A comparison was made between the S$^2$r framework and alternative methods, such as long-CoT data distillations and competitive model baselines. S$^2$r consistently delivered superior accuracy, particularly in complex reasoning tasks where test-time computation was effectively scaled.

Figure 2: The data efficiency of S$^2$r compared to competitive methods, with all models initialized from Qwen2.5-Math-7B.

Analysis of Self-Verification and Self-Correction

Analytical experiments highlighted the impact of verification methods on overall performance. The paper critiques "problem-solving" verification's bias during LLM reasoning processes, advocating for the more balanced "confirmative" verification approach despite its generally lower raw accuracy. Both RL methodologies were found to enhance the self-correction from incorrect to correct states significantly, while reducing the reverse, ensuring stable outputs in challenging scenarios.

Figure 3: Evaluation on verification and correction.

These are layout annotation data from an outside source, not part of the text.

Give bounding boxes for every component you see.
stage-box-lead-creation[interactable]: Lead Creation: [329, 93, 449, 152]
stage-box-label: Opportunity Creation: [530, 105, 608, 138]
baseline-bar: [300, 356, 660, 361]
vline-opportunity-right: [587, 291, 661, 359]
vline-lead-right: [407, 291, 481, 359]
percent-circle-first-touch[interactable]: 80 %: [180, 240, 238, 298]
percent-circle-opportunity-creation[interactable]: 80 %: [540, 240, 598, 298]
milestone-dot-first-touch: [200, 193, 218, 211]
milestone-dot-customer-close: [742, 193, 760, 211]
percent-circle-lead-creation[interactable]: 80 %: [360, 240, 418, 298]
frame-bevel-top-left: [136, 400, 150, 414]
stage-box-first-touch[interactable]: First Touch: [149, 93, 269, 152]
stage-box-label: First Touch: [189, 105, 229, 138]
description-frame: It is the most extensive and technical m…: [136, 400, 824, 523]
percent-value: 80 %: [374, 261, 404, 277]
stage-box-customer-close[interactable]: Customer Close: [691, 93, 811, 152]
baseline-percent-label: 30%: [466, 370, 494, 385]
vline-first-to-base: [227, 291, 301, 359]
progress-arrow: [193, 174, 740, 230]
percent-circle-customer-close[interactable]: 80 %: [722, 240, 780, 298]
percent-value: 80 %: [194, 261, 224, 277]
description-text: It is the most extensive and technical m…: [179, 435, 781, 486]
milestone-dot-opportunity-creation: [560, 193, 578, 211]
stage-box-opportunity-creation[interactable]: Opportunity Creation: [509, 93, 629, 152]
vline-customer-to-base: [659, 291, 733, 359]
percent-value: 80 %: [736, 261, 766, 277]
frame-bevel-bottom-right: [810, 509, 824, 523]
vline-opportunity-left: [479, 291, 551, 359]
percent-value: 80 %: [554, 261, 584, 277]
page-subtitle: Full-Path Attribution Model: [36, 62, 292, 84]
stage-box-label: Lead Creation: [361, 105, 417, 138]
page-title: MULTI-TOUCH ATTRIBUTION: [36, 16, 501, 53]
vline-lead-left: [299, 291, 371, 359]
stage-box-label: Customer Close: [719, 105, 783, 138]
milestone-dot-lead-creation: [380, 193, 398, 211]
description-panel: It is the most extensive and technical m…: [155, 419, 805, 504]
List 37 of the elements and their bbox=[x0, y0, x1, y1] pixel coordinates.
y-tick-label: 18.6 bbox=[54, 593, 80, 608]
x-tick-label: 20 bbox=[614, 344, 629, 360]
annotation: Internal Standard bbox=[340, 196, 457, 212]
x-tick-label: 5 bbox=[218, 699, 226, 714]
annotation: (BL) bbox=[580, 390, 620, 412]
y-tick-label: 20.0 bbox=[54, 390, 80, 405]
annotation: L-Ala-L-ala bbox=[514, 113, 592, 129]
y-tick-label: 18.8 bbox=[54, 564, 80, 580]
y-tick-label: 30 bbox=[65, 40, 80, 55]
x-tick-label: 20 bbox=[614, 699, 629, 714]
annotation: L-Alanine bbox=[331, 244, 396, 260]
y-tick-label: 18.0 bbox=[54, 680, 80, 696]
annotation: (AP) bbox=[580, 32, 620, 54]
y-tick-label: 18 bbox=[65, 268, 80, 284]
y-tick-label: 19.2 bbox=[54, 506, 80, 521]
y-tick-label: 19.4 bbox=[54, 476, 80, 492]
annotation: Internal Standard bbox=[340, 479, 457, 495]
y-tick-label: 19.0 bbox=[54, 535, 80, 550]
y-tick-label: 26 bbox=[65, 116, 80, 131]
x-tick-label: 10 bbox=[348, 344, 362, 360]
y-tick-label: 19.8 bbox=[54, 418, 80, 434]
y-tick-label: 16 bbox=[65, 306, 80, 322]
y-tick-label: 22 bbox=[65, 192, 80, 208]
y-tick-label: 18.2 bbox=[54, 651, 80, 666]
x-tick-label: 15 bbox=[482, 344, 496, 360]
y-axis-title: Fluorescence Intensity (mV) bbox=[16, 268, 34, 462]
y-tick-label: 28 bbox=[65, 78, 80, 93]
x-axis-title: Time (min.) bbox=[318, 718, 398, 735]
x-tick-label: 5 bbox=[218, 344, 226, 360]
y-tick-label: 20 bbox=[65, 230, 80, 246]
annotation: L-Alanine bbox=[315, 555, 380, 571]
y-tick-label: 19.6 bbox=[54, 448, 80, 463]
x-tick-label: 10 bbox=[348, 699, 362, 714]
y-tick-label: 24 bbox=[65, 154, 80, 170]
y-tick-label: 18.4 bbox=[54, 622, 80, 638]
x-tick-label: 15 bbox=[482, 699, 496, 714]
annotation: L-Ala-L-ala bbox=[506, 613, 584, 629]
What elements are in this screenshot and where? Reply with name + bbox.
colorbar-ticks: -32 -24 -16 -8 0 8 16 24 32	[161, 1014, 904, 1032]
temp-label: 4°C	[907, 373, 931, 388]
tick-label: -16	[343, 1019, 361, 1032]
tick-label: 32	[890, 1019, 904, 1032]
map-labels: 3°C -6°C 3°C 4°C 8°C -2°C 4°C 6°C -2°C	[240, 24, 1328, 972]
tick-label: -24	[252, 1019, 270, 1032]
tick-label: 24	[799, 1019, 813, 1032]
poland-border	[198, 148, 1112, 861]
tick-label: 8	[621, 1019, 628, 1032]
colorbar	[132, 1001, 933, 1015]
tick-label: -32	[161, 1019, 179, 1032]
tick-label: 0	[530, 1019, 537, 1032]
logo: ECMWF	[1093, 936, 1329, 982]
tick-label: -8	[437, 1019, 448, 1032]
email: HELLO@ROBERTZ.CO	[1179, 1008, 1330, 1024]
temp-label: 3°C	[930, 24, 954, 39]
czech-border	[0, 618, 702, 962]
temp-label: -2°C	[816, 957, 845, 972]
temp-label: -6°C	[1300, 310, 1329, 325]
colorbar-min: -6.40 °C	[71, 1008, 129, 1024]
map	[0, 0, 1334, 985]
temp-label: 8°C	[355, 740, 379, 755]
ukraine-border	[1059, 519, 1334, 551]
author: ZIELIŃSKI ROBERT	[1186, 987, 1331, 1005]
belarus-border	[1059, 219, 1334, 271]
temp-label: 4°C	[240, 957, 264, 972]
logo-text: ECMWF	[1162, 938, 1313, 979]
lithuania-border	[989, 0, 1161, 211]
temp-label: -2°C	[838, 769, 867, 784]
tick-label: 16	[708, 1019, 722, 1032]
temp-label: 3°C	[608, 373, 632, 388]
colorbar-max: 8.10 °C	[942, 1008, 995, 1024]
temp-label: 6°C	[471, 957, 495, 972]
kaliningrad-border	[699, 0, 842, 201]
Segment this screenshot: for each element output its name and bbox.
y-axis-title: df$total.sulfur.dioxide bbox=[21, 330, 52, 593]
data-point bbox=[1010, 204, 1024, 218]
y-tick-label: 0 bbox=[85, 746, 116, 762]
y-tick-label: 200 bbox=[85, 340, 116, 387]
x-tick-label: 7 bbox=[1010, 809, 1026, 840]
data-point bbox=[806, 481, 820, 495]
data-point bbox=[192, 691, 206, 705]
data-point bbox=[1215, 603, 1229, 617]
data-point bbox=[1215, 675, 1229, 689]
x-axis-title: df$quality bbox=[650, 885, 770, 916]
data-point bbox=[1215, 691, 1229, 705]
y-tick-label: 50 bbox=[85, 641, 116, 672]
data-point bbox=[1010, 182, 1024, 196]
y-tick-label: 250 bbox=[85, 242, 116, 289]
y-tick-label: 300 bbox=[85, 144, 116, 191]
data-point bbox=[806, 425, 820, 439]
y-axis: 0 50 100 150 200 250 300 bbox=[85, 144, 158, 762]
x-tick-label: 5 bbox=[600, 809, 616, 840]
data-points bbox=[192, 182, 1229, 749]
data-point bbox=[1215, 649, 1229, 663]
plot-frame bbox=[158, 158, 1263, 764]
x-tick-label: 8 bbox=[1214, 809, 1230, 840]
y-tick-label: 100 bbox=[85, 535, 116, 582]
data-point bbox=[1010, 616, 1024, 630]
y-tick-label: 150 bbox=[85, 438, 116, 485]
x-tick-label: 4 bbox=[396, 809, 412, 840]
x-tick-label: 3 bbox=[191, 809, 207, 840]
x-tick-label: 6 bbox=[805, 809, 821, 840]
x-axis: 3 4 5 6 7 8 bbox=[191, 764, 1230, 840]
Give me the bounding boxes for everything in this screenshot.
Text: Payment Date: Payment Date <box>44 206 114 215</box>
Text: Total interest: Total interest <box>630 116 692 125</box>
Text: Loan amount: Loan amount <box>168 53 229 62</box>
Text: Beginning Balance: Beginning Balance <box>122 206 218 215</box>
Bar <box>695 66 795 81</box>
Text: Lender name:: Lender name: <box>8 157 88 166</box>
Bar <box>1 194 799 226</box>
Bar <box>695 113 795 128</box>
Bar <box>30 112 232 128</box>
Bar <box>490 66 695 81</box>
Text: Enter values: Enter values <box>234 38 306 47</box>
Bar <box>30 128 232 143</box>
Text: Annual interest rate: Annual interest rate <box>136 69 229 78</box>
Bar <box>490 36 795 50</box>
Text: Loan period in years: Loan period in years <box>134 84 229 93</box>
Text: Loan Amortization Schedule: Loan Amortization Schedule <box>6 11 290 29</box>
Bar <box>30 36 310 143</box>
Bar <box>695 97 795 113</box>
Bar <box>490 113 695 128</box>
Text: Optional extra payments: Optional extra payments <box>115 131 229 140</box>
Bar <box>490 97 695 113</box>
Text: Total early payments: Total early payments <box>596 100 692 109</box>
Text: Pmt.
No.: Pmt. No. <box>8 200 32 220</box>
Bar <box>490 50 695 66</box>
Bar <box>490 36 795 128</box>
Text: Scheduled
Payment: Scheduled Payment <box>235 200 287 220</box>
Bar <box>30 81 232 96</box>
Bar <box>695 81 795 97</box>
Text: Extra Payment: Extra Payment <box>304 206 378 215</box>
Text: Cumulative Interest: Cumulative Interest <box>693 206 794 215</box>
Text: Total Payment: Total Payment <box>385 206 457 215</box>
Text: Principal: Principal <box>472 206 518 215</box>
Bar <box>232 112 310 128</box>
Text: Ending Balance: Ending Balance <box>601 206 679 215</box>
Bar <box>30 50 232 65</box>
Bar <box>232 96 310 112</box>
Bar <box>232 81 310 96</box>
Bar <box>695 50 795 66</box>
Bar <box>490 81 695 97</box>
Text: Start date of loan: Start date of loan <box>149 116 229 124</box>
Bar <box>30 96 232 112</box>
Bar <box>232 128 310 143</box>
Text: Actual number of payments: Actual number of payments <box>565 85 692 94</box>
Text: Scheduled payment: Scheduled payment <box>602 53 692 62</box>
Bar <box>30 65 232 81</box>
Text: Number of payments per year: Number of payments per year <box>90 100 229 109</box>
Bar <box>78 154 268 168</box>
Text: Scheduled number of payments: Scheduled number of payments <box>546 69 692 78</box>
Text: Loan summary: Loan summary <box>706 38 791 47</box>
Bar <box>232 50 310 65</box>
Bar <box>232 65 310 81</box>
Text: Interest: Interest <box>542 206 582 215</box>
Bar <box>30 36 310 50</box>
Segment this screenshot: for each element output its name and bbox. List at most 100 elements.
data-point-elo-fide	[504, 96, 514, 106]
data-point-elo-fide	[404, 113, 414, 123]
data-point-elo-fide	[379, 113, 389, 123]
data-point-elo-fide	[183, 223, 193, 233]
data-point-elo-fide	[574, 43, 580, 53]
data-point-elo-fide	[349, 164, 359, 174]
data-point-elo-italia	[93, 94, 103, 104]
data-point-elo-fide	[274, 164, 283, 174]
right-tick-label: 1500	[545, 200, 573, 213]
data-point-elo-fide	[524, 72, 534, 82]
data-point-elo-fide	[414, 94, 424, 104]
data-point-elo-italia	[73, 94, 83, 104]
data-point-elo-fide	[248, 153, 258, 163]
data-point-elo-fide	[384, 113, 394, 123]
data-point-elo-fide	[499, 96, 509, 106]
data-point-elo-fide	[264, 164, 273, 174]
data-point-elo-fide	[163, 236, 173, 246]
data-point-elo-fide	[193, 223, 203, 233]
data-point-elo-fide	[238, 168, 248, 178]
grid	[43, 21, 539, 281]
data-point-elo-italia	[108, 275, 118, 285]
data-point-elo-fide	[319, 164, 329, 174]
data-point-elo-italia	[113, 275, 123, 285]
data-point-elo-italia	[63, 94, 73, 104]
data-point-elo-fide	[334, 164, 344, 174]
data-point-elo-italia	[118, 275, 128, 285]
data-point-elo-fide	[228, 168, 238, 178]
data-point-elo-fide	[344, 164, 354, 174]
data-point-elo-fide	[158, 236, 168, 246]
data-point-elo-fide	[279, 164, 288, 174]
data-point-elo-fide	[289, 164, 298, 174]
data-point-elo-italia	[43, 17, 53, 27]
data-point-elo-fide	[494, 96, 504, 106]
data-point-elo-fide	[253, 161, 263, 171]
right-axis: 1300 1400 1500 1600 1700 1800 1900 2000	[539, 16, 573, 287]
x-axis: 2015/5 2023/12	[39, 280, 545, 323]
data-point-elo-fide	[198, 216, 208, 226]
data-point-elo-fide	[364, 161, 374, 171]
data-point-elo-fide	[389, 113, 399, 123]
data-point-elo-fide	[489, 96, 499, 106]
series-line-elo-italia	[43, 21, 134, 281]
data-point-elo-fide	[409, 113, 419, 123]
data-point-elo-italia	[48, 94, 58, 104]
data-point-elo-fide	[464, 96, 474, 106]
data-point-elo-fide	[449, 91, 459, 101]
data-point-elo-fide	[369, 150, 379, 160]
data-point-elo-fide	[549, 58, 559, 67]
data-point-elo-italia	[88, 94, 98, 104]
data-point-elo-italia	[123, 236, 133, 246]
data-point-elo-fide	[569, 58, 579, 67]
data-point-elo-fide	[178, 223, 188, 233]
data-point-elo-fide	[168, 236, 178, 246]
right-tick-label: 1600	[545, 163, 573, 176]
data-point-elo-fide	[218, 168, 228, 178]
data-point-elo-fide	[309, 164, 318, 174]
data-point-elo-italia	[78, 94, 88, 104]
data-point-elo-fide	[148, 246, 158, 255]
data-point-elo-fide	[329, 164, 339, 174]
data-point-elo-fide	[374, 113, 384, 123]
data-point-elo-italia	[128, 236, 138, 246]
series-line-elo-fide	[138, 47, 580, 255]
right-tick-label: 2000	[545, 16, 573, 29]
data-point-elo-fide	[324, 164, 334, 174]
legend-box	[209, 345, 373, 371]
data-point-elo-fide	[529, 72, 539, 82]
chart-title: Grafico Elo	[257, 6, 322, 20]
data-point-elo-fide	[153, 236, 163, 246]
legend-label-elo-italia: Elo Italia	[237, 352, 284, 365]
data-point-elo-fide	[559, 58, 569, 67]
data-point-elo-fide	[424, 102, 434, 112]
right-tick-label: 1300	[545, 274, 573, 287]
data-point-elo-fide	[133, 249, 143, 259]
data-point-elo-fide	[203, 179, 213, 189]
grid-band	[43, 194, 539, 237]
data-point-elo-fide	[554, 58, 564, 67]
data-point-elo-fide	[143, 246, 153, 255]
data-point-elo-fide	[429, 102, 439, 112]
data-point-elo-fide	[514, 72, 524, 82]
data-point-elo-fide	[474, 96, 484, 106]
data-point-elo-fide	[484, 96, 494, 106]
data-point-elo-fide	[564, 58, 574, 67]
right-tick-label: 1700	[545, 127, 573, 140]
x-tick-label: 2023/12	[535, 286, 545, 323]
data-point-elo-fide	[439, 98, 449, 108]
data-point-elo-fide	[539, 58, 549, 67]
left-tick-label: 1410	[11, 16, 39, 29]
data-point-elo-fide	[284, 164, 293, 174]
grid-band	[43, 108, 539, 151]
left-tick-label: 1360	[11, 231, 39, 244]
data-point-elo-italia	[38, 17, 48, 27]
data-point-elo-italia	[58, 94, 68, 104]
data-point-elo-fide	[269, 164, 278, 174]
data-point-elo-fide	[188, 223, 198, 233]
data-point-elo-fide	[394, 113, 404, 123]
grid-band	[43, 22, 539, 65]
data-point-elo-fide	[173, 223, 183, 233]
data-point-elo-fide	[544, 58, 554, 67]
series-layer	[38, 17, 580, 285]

Generalizability and Cross-domain Application

Beyond mathematical reasoning, experiments demonstrated the framework's applicability to cross-domain tasks such as logical reasoning and strategy question answering (StrategyQA). The generalizability of self-verifying and self-correcting paradigms suggests potential integrations into broader AI domains requiring intricate understanding and decision-making capabilities.

Figure 4: StrategyQA Case.

Conclusion

S$^2$r stands as a robust framework enabling efficient enhancement of LLM reasoning through structured self-verification and self-correction mechanisms. Its scalable methodologies, including offline RL, provide a significant leap forward in making advanced reasoning accessible to smaller or less resource-intensive models. Future exploration may involve integrating this approach across diverse AI challenges, extending the benefits of deep reasoning to a broader set of applications.